Correction Statement
This article has been republished with minor changes. These changes do not impact the academic content of the article.
Notes
1. Notably, in contrast to the experiences of such liberal democratic states, some armed groups have often more genuinely embraced women in these roles. Guerilla forces in Latin America, for example, express more concern about class consciousness than about gender, and their experiences on the ground in hostile contexts have demonstrated that women were often observed as ‘coping better’ than their male colleagues (Ortega, L.M.D.2012. “Looking Beyond Violent Militarized Masculinities: Guerilla Gender Regimes in Latin America”. International Feminist Journal of Politics. 14: 489-507).
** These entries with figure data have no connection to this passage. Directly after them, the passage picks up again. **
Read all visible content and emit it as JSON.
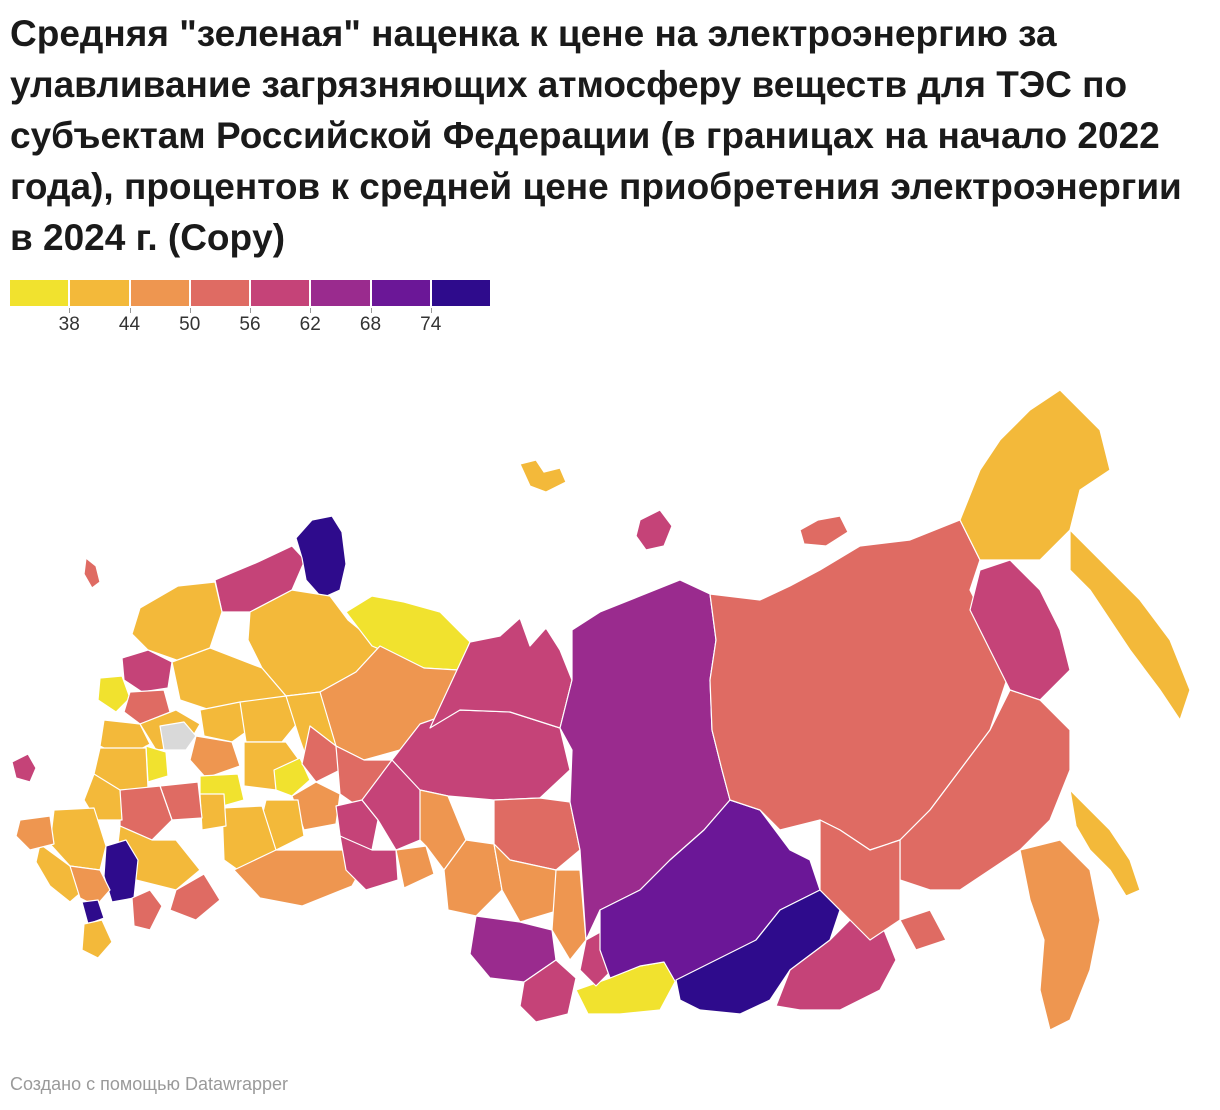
{
  "title": "Средняя \"зеленая\" наценка к цене на электроэнергию за улавливание загрязняющих атмосферу веществ для ТЭС по субъектам Российской Федерации (в границах на начало 2022 года), процентов к средней цене приобретения электроэнергии в 2024 г. (Copy)",
  "legend": {
    "bins": [
      {
        "color": "#f1e22e"
      },
      {
        "color": "#f3b93a"
      },
      {
        "color": "#ee9650"
      },
      {
        "color": "#df6b63"
      },
      {
        "color": "#c54378"
      },
      {
        "color": "#9a2b8e"
      },
      {
        "color": "#6b1797"
      },
      {
        "color": "#2e0b8c"
      }
    ],
    "breaks": [
      "38",
      "44",
      "50",
      "56",
      "62",
      "68",
      "74"
    ]
  },
  "no_data_color": "#d9d9d9",
  "footer": "Создано с помощью Datawrapper"
}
The infamy and effectiveness of female Kurdish fighters, rendered more rather than less potent by their gender in the fight against ISIS, also demonstrates that acceptance of women in combat can differ according to context (Aragones Citation2020), but it is also clear that in many countries resistance to women in combat roles remains.
2. It is also not unimportant that COVID-19 has also brought increased rates of domestic violence and disproportionate job losses for women too.
3. Discussions with military women over many years of research has revealed an informal, anecdotal finding that was nonetheless often repeated: a number of military women marry early, and often to military men, to remove themselves from being sexually available.
4. Manne (2018: 121–6) provides examples of ‘family annihilators’ where men who have lost status take out their shame by killing their families.